Une analyse de Gaelle Atlan-Akerman, "Le féminisme d’atmosphère" (FYP Editions, 2026)


Adèle Haenel: 120 boniments par minute
Adèle Haenel aux César, février 2020 © Christophe Ena/AP/SIPA

Le féminisme n’est plus un combat mais un carburant


Adèle Haenel vient de rendre service à quiconque cherche à comprendre ce qui est arrivé au mot « féminisme » ces dernières années. En reliant publiquement le silence qui a longtemps entouré sa parole de victime de violences sexuelles au silence qu’elle dénonce aujourd’hui autour de ce qu’elle appelle un génocide à Gaza, elle a rendu visible le mécanisme du féminisme d’atmosphère : la transformation systématique de toute souffrance intime en produit médiatique et politique, en carburant d’indignation contre la société occidentale.

L’impossible critique

Ce mécanisme – celui qui fait de toute épreuve une preuve irréfutable que nos sociétés occidentales seraient, par nature, hostiles aux femmes – n’est pas nouveau, mais il a longtemps été difficile à contester tant il se présente comme un postulat.

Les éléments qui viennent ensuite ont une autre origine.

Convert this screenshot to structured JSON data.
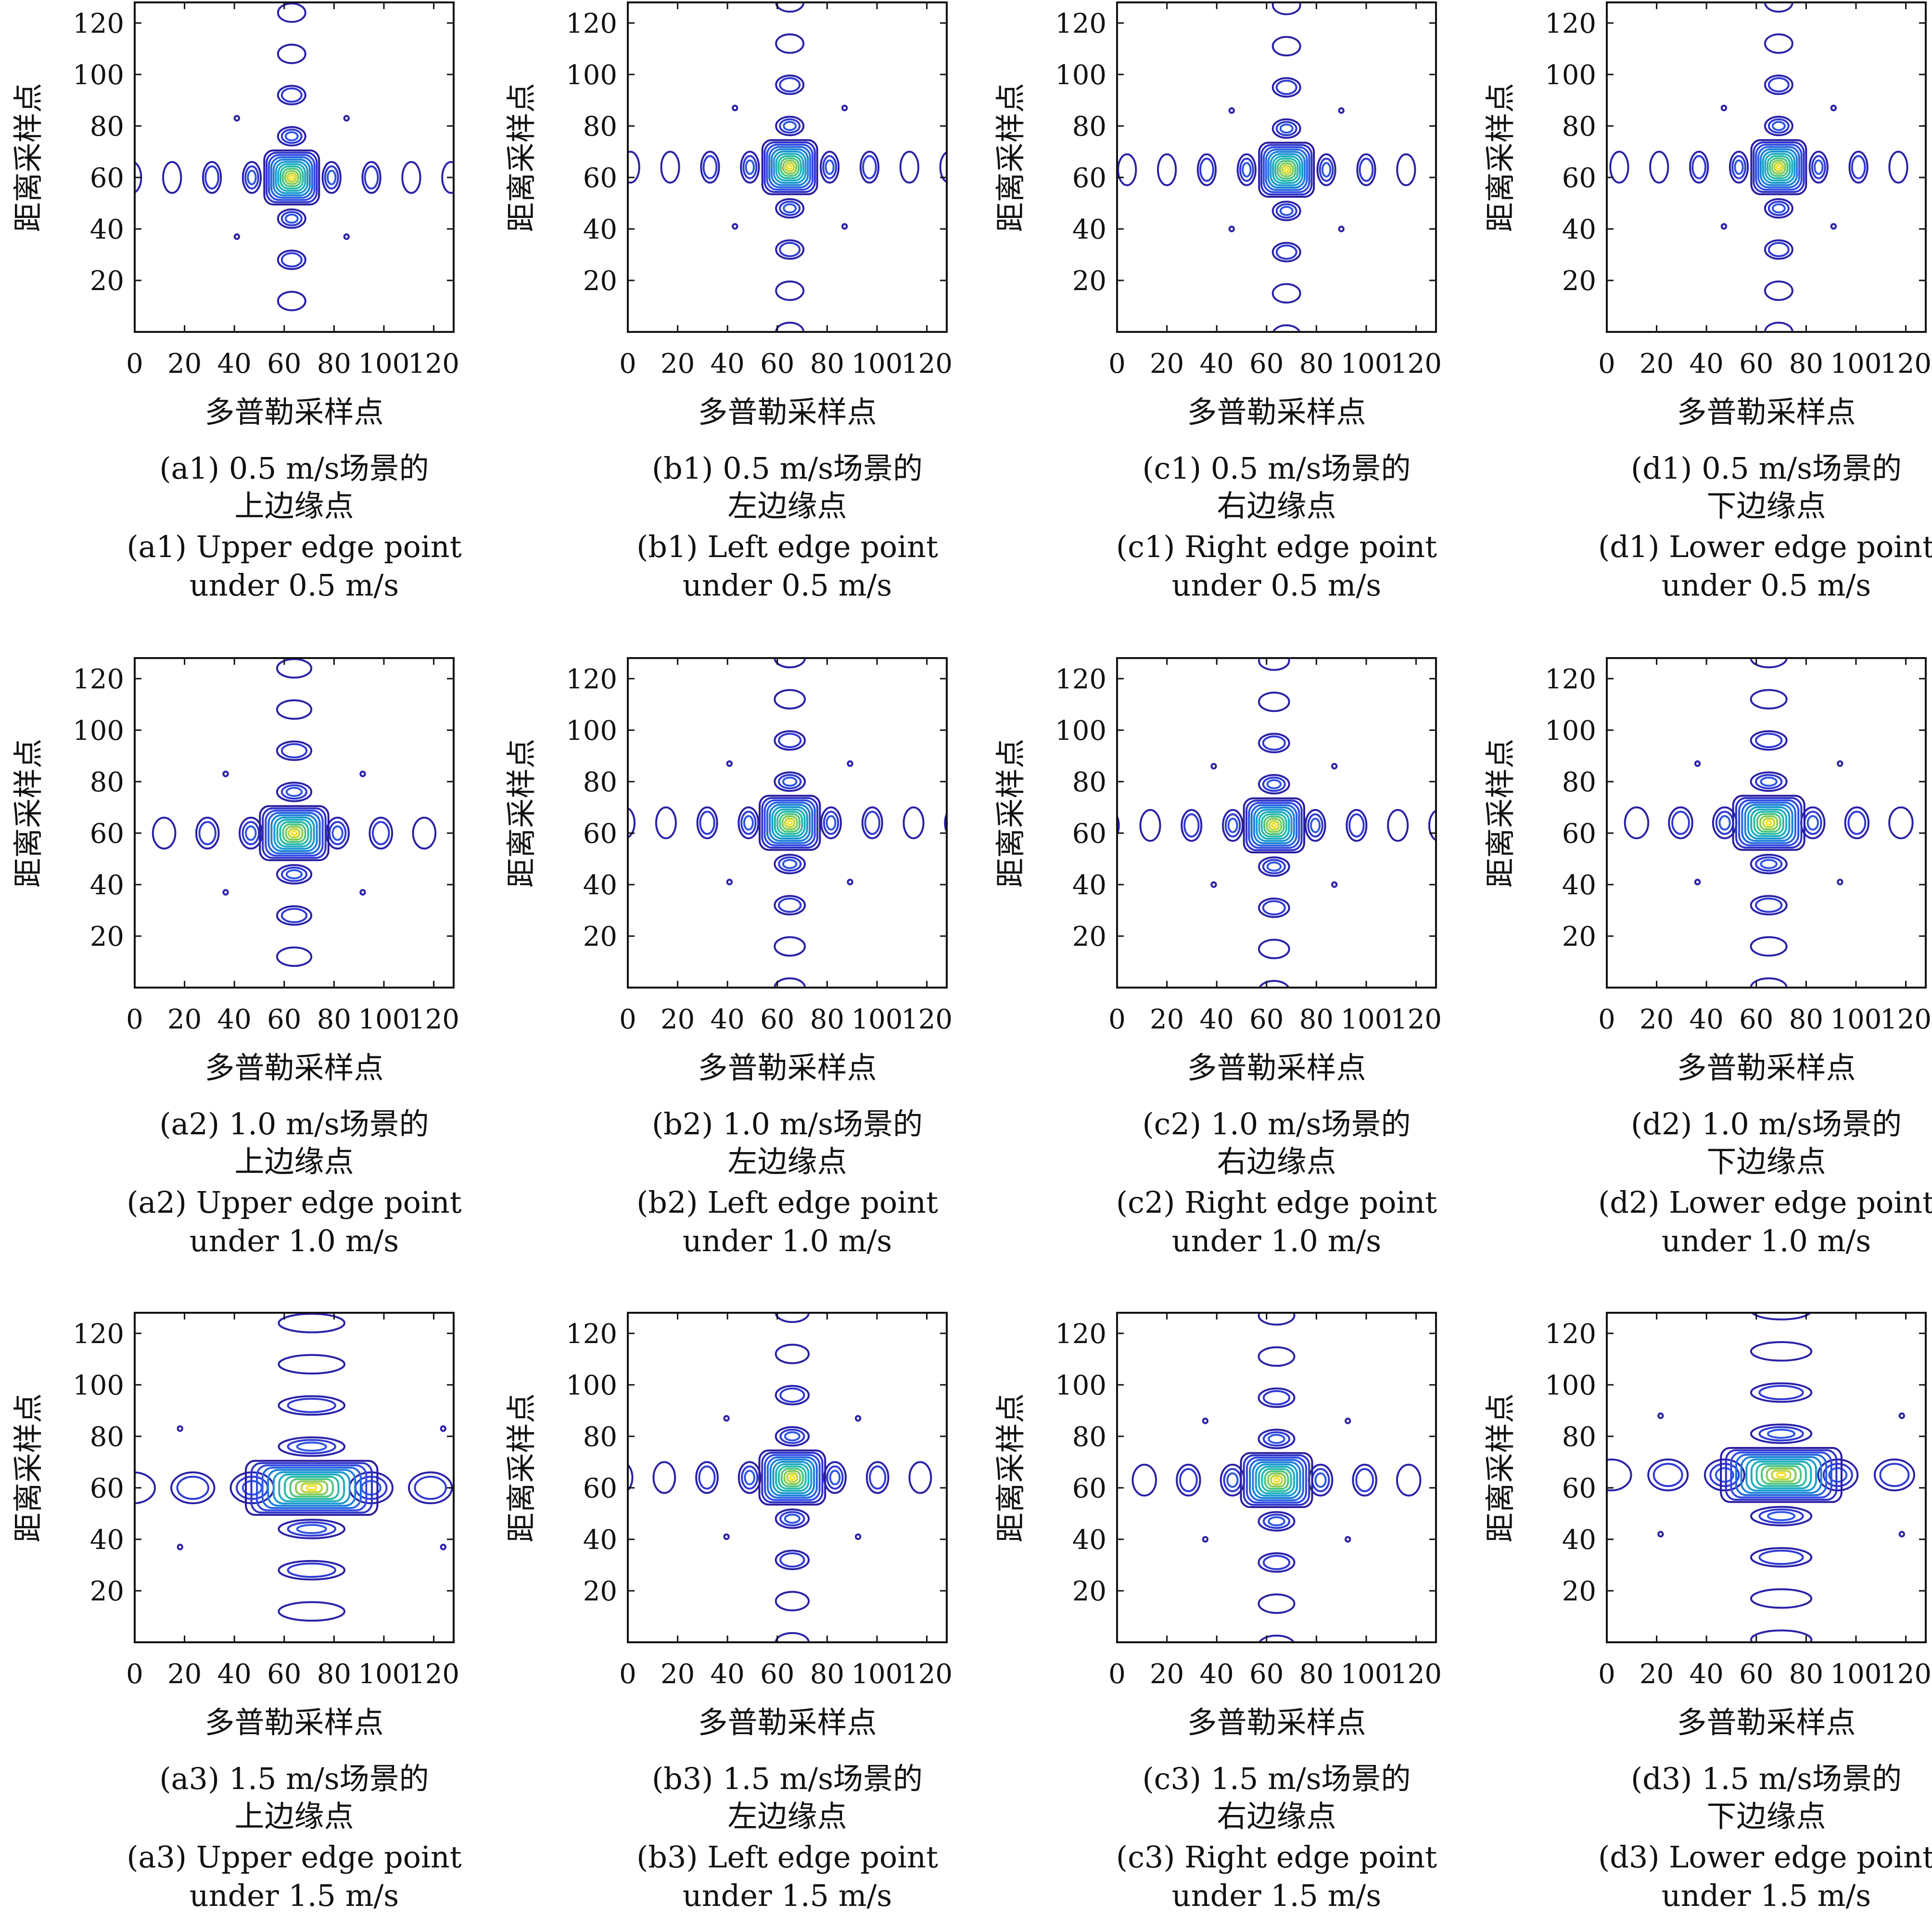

Il faut dire qu’il se protège lui-même : l’assignation féministe disqualifie d’avance toute critique des récits sur la vulnérabilité des femmes dans les sociétés démocratiques – comme si interroger ce narratif revenait déjà à trahir la cause.

Ce mécanisme ne s’enseigne donc pas, il s’absorbe : par les réseaux sociaux, les formations en entreprise, les relais institutionnels et culturels.

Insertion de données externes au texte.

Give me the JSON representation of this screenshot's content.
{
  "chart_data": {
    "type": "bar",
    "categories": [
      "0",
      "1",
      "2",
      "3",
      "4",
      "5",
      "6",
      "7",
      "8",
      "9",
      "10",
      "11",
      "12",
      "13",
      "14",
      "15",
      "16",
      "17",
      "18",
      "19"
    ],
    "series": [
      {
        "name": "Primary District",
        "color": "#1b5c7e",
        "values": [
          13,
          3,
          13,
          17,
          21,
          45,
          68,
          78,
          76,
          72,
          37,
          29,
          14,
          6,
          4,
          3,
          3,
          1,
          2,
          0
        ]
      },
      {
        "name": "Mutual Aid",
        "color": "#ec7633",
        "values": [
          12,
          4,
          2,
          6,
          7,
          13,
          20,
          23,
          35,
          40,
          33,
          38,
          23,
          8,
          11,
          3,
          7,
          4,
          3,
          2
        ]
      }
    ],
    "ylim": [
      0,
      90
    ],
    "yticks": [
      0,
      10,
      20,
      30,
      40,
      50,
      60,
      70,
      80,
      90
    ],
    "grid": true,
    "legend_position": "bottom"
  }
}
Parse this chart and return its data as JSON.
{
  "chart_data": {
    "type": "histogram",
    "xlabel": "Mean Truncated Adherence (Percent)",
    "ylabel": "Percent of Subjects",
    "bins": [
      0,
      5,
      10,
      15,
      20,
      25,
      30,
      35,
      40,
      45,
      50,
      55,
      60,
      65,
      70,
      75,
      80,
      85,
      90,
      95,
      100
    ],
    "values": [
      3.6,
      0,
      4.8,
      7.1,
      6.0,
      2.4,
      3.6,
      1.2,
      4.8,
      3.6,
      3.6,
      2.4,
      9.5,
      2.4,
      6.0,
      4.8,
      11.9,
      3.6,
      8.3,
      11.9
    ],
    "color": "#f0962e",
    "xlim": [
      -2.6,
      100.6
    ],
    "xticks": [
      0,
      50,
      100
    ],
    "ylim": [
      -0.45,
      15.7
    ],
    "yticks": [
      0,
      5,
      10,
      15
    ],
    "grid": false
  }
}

Une femme – appelons-la Madame Tout-le-Monde, pour la distinguer des militantes organisées qui, elles, savent précisément ce qu’elles signent – entre dans ce système en pensant simplement vouloir qu’on reconnaisse ce qu’elle a vécu. Elle en ressort, sans toujours s’en apercevoir, déplacée sur des terrains qu’elle n’avait jamais choisi d’occuper – la géopolitique, la pensée décoloniale, indigéniste et l’islamisme.

Adhérer n’est pas souscrire

Car il faut distinguer deux choses qu’on confond trop souvent : adhérer à une idée et y souscrire. Adhérer suppose un choix éclairé, une conviction assumée – c’est ce que font, en toute connaissance de cause, les collectifs militants. Souscrire, c’est accepter les termes d’un contrat sans en avoir mesuré la portée – c’est ce que fait Madame Tout-le-Monde, entraînée par un vocabulaire qui semblait ne parler que d’elle, et qui l’a discrètement embarquée ailleurs.

Cet ailleurs, on peut aujourd’hui le tracer avec précision. Il est sous nos yeux depuis longtemps – depuis les agressions sexuelles de masse commises à Cologne, dans la nuit du 31 décembre 2015. Cet épisode avait déjà révélé, pour qui l’observait de près, l’embarras d’une partie du mouvement féministe à nommer clairement les faits : le traitement des violences sexuelles selon l’identité de leur auteur devenait, déjà, un point de clivage. Il y a eu, ensuite, le 7-Octobre, qui a mis au jour la tartufferie d’un discours d’inclusion capable de se taire précisément quand le réel ne collait plus au récit.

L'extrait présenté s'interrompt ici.